Location
Lady Musgrave Island and Lagoon is a true coral cay situated
32 nautical miles from the Town of 1770
and and 51nm (100km) north
of Bundaberg. Lady Musgrave
National Park is a tropical paradise abundant in pisonia forests
and bird life. The island is set on 3000 acres of living reef with a deepwater
coral lagoon which is unique to the entire Great Barrier Reef Region.
Vegetation
Around
the cay’s edge exposed to wind and salt spray grows a fringe vegetation
of plants such as casuarinas, pandanus, argusia and scaevola. They
protect the shady pisonia forest on the inner part of the island.
Pisonia Grandis, the islands most common tree, can be recognised by its
broad light green leaves and soft wood. Pisonias are well adapted for
island life, with an ability to regenerate from fallen trunks or limbs.

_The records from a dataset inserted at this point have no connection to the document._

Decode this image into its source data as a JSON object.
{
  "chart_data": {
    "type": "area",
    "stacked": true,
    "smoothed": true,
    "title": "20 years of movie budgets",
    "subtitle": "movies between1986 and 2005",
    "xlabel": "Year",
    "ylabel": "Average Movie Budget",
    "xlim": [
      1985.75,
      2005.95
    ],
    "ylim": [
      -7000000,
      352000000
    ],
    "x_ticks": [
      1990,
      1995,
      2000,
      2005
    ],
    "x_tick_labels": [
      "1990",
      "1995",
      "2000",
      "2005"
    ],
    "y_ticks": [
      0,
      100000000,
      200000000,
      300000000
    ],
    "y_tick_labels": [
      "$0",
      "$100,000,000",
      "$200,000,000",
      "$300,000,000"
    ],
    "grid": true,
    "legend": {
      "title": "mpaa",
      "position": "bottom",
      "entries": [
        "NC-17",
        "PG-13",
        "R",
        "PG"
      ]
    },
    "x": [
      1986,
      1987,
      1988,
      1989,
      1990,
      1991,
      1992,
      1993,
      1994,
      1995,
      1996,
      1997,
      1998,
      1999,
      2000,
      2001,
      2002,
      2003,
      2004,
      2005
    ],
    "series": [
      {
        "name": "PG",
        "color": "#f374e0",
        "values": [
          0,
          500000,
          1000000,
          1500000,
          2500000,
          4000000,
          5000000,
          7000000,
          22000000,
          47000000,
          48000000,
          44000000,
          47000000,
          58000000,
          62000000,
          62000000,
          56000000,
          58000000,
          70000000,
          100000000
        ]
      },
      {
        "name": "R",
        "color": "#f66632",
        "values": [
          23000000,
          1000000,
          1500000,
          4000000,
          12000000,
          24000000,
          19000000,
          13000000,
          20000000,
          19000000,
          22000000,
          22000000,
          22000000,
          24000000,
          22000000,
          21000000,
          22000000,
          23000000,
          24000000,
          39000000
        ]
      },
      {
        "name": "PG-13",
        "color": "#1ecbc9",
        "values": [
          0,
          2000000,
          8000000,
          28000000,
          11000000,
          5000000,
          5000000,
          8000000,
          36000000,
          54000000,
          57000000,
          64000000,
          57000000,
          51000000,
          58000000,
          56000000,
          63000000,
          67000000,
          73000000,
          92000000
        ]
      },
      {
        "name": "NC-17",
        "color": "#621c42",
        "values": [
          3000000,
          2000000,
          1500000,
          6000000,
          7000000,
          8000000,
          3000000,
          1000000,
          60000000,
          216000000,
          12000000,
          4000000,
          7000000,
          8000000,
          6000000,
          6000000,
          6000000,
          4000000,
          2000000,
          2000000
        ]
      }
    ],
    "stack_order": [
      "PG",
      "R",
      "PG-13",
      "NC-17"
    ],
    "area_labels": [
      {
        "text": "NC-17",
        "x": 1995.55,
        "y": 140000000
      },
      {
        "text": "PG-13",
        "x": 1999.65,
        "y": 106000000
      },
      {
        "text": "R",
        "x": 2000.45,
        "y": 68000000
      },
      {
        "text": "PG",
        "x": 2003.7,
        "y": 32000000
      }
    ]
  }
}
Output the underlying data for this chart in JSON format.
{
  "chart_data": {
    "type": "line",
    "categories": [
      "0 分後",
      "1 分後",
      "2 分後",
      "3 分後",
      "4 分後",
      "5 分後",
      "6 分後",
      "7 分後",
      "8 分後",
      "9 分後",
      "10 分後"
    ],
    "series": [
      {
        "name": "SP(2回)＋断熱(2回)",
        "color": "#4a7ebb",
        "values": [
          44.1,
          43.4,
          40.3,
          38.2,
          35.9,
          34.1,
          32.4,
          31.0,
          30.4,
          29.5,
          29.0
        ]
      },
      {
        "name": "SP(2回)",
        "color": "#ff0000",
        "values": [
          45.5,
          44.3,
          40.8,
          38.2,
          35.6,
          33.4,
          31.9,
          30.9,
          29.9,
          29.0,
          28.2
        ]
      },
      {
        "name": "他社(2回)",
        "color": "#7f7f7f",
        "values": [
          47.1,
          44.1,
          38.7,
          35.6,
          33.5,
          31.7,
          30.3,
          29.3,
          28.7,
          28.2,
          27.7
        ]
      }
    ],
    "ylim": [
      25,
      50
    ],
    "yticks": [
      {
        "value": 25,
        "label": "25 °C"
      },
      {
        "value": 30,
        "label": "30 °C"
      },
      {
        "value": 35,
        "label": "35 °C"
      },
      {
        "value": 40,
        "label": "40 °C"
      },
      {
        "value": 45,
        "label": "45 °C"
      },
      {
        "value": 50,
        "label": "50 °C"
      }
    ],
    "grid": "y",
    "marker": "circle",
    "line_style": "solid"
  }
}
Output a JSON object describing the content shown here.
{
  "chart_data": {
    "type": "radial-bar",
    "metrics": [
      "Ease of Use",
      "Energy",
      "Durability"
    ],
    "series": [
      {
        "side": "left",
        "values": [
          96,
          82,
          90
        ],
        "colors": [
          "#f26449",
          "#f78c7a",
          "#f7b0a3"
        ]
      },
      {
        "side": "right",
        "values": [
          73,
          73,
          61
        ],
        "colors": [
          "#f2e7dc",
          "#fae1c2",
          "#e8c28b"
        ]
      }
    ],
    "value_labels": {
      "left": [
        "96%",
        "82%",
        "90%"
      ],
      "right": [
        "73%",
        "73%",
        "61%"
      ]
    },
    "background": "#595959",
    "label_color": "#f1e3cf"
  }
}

During summer they produce large numbers of sticky seed clusters, which
stick to birds feathers and are thus transported between islands.
Birds
White-capped
noddies (black noddies) nest in large numbers on Lady Musgrave Island
from October to March with a peak in December. The noddies feed on small
surface swimming fish during the day and return to the island at night.
Their droppings provide a vital fertiliser from the sea and enable the
islands vegetation to develop.
Between October and May, the wedge-tailed
shearwaters (mutton birds) are present on the island. During the day the
shearwaters feed at sea returning to the island at dusk. The many
shearwater burrows in the outer zone of the pisonia forest make the area
difficult to walk through and should be avoided during the nesting
season, as the burrows collapse easily, causing the death of the
occupants. Nesting Turtles
Lady
Musgrave is an important nesting site for both green and loggerhead
turtles, with green turtles being more common. Nesting usually occurs at
night during high tide, with the main season from late November to
January. Hatchlings emerge from nests in the sand from about mid January
until late March, mostly from late afternoon to midnight.
Green turtles are under threat throughout the world. The rookeries of
Queensland are some of the few protected areas left for these gentle
animals to nest. They and their nests are fully protected by law.
History
The island was named
after Jeannie the American born wife of a Queensland
Governor Sir Anthony Musgrave. It is some 14
hectares (35 acres) in area. Properly described as a wooded sandy
cay. It has been built by wind driven waves pushing coral rubble,
sand and broken shells to one end of the reef. Now it is held
together by the roots of trees and shrubs fertilised by droppings,
called "Guano", from countless sea birds, who feed on fish plucked
from the ocean, and rest and breed on the island. There is no soil
or rocks there anywhere near the ocean's surface, such as we know of
on land. Any soil you might see comes from sand, the guano and a
compost of dead leaves and trees.
The lagoon is surrounded by
a great oblong coral ring striving to grow outwards which has collapsed
in the centre. Overall the reef and lagoon covers about 1,190 hectares
(3,000 acres). Yachts and trawlers anchor in the lagoon after entering
through the entrance which is the only deepwater access.